Kaum daß die Türen geschlossen waren, wurde es angenehm kühl. Sharleen bemerkte eine Reisetasche des Fremden auf dem Fußboden und einen zerbeulten Zwanzigliterkanister. Offenbar fuhr der Mann mit viel Gepäck und hatte das nicht mehr im Kofferraum untergebracht. Sie lehnte sich an die Kopfstütze und atmete tief durch. Die kühle Brise aus der Klimaanlage trocknete den Schweiß auf ihrer Stirn und ihr feuchtes Shirt. Ihre Brustwarzen wurden hart. Dean drehte sich zu ihr um und schmunzelte.
»Wie heißt ihr?« fragte der Fahrer, nachdem sie wieder fuhren.
»Ich bin Sharleen, und das hier ist mein Bruder Dean. Und Sie?«
»Dobe Samuels. Meinen Hund habe ich Oprah genannt, nach dieser Frau im Fernsehen, weil er dick, schwarz und schlau ist.«
Es wurde nicht viel gesprochen. Dean streichelte Oprah, Sharleen genoß den Komfort.
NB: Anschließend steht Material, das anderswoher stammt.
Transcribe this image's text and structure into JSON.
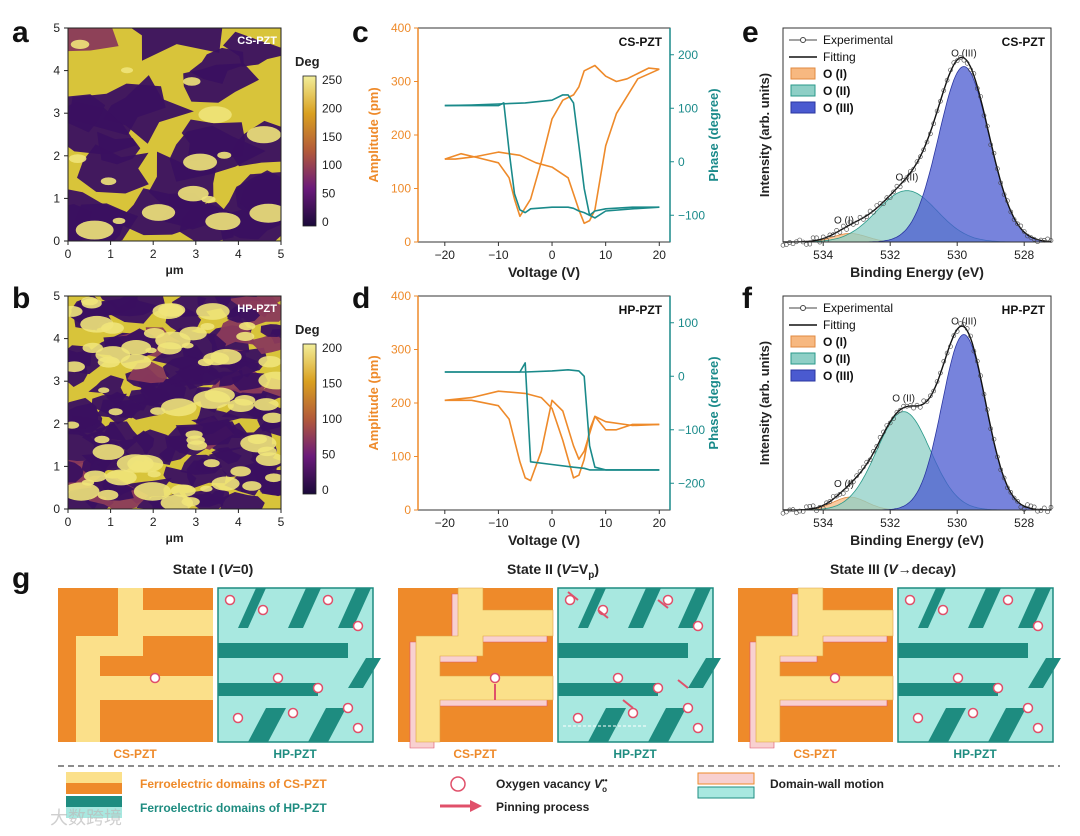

Sie dankte Gott für das Glück, das er ihnen beschert hatte. Dobe machte einen gepflegten Eindruck. Sein Haar war frisch geschnitten, und er trug ein sauberes, gebügeltes Hemd.
Einmal fuhr ein Wagen dicht hinter ihnen auf. Sharleen bekam einen gewaltigen Schrecken. Immerhin waren sie und Dean auf der Flucht. Doch das Fahrzeug setzte kurz darauf zum Überholen an.
Inzwischen lag eine beträchtliche Entfernung zwischen ihnen und Lamson. Wer in den silberfarbenen Wagen sah, mußte sie für eine Familie auf Urlaubsreise halten. Für die Polizei waren sie jedenfalls nicht mehr auffällig.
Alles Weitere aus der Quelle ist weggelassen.